I have thanked everyone who contributed their time to helping. :)

piousp
November 24th, 2008, 10:57 PM
Also, you may want to consider this: a gtx 260 will probably be an overkill now, but hopefully it will last longer in terms of power gaming.
Also, if you wanna stay on a middle ground, you can try with a 9800gtx or an 8800 gtx, as those cards can run every game available now, not at highest settings, but they will.

gletob
November 25th, 2008, 04:19 AM
My way:

1) Install windows first to it's own drive.


Now, presuming you don't already have a linux install, the linux part is easy....if you DO and you don't want to lose it--it makes things much more complicated.....

2) Install linux in 3 partitions to its own drive (/root, /media, /swap), AND install GRUB to YOUR LINUX DRIVE, NOT the Windows drive.

2a) Set your windows drive to mount as /windows, during setup

3) Open your BIOS, set your Linux drive as PRIMARY boot drive



Now why the above especially #2? This sandboxes both Windows and Linux, you can completely lose one drive without losing the ability to boot the other (you are NOT messing around with MBR).

As zachtib said above, an 8800GT is a nice card too that is less brickish--and you don't need to worry about whether or not your case will fit it. Depending on how little you are doing, a GTX200 card can be completely overkill, they also NEED at least a 500W PSU to drive them.

I think you meant /home. /media having its own partition seems pointless

Skripka
November 25th, 2008, 04:27 AM
I think you meant /home. /media having its own partition seems pointless

I try to only Post Under the Influence, at least that is what I claim afterwards. :-P

pgatrick
November 25th, 2008, 04:30 AM
I think you meant /home. /media having its own partition seems pointless

Personally I think a seperate /media makes more sense than seperate /home, as that can cause issues if you upgrade or install a different distro and use the same /home partition with all the old config files.
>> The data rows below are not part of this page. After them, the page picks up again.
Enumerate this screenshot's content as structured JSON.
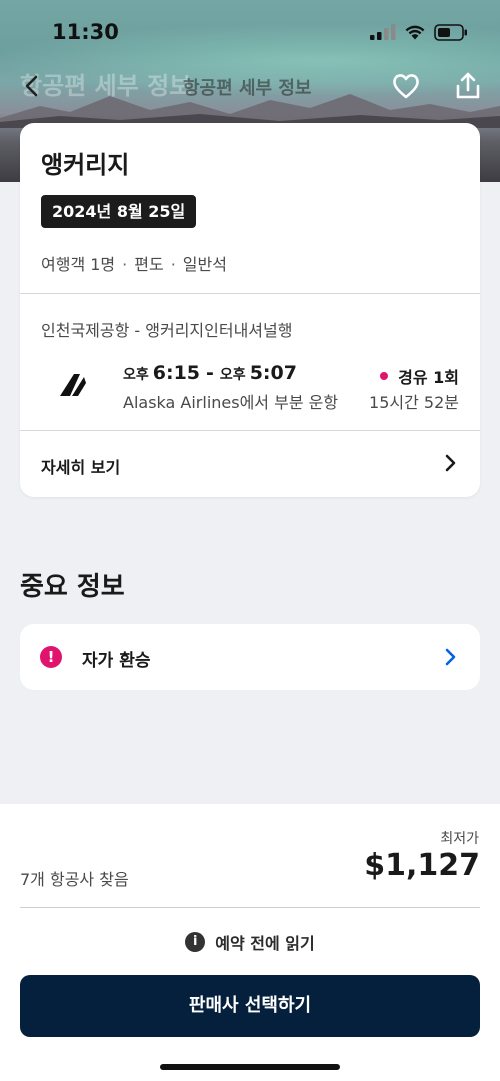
{
  "status_bar": {
    "time": "11:30"
  },
  "nav": {
    "large_title": "항공편 세부 정보",
    "title": "항공편 세부 정보",
    "icons": [
      "back-arrow-icon",
      "heart-icon",
      "share-icon"
    ]
  },
  "flight_card": {
    "city": "앵커리지",
    "date": "2024년 8월 25일",
    "meta": [
      "여행객 1명",
      "편도",
      "일반석"
    ],
    "route": "인천국제공항 - 앵커리지인터내셔널행",
    "departure_ampm": "오후",
    "departure_time": "6:15",
    "arrival_ampm": "오후",
    "arrival_time": "5:07",
    "operator": "Alaska Airlines에서 부분 운항",
    "stops": "경유 1회",
    "duration": "15시간 52분",
    "details_label": "자세히 보기"
  },
  "important": {
    "section_title": "중요 정보",
    "item_label": "자가 환승"
  },
  "bottom": {
    "lowest_label": "최저가",
    "carriers": "7개 항공사 찾음",
    "price": "$1,127",
    "read_before": "예약 전에 읽기",
    "cta": "판매사 선택하기"
  },
  "colors": {
    "accent_pink": "#e0146e",
    "cta_navy": "#05203c",
    "link_blue": "#0062e3"
  }
}
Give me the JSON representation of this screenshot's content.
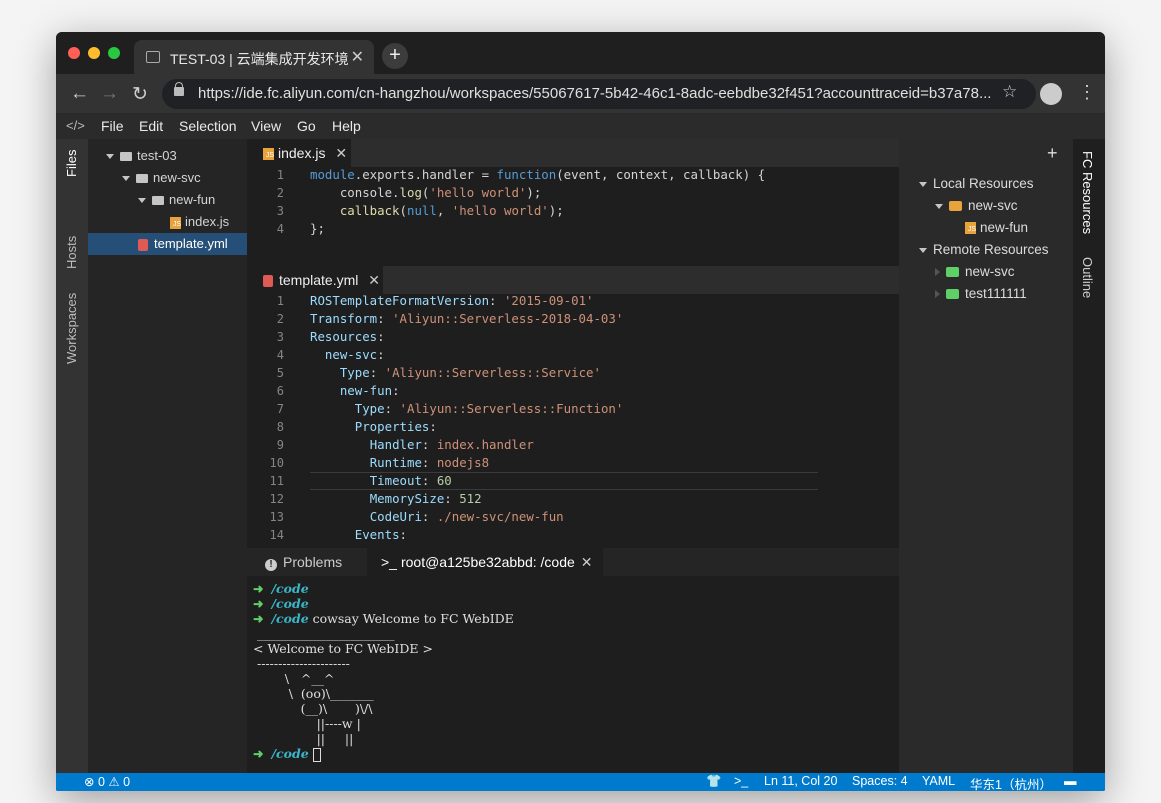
{
  "browser": {
    "tab_title": "TEST-03 | 云端集成开发环境",
    "url": "https://ide.fc.aliyun.com/cn-hangzhou/workspaces/55067617-5b42-46c1-8adc-eebdbe32f451?accounttraceid=b37a78..."
  },
  "menu": [
    "File",
    "Edit",
    "Selection",
    "View",
    "Go",
    "Help"
  ],
  "activity_tabs": [
    "Files",
    "Hosts",
    "Workspaces"
  ],
  "explorer": [
    {
      "label": "test-03",
      "type": "folder"
    },
    {
      "label": "new-svc",
      "type": "folder"
    },
    {
      "label": "new-fun",
      "type": "folder"
    },
    {
      "label": "index.js",
      "type": "js"
    },
    {
      "label": "template.yml",
      "type": "yml",
      "selected": true
    }
  ],
  "editor1": {
    "tab": "index.js",
    "lines": [
      "1",
      "2",
      "3",
      "4"
    ]
  },
  "editor2": {
    "tab": "template.yml",
    "lines": [
      "1",
      "2",
      "3",
      "4",
      "5",
      "6",
      "7",
      "8",
      "9",
      "10",
      "11",
      "12",
      "13",
      "14"
    ]
  },
  "panel": {
    "problems_tab": "Problems",
    "terminal_tab": "root@a125be32abbd: /code"
  },
  "terminal": {
    "prompt": "/code",
    "command": "cowsay Welcome to FC WebIDE",
    "cow": [
      " ______________________",
      "< Welcome to FC WebIDE >",
      " ----------------------",
      "        \\   ^__^",
      "         \\  (oo)\\_______",
      "            (__)\\       )\\/\\",
      "                ||----w |",
      "                ||     ||"
    ]
  },
  "fc_resources": {
    "local_title": "Local Resources",
    "local_service": "new-svc",
    "local_function": "new-fun",
    "remote_title": "Remote Resources",
    "remote_services": [
      "new-svc",
      "test111111"
    ]
  },
  "right_tabs": [
    "FC Resources",
    "Outline"
  ],
  "status": {
    "errors": "0",
    "warnings": "0",
    "position": "Ln 11, Col 20",
    "spaces": "Spaces: 4",
    "language": "YAML",
    "region": "华东1（杭州）"
  },
  "colors": {
    "status_bar": "#007acc",
    "accent_orange": "#e8a33d",
    "accent_green": "#5fd068"
  }
}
Just keep important things on the /media partition. :)

bufsabre666
November 25th, 2008, 05:05 AM
i still say go with amd/ati. nvidia has better current linux drivers but the ati ones are decent. but the point i want to make is ati has opened their drivers, which means if you upgrade your system components often it doesnt matter go nvidia, but if you plan on using it for an extended period of time go with ati, youll put up with not the best drivers (although to say theyre bad is really over stating matters, they work very well just not videos and compiz at the same time, i dont use compiz so it doesnt bother me) but eventually they opensource will catch up with it and will have 3d accell ((seriously it only took about 4 months for 2d accell, 3d accell is futher off but i imagine its not ganna be too much further off.

but summary: if you upgrade often: nvidia, if you stick with hardware till it becomes ancient: ati. newegg has a bunch of 4830's between 100 and 130 US dollars and presumably cheaper on black friday

handy
November 25th, 2008, 07:55 AM
A 9800gtx outperforms the 8*** series due it being on a finer die it both runs cooler & uses less power, & they are really in price performance terms amazingly good value.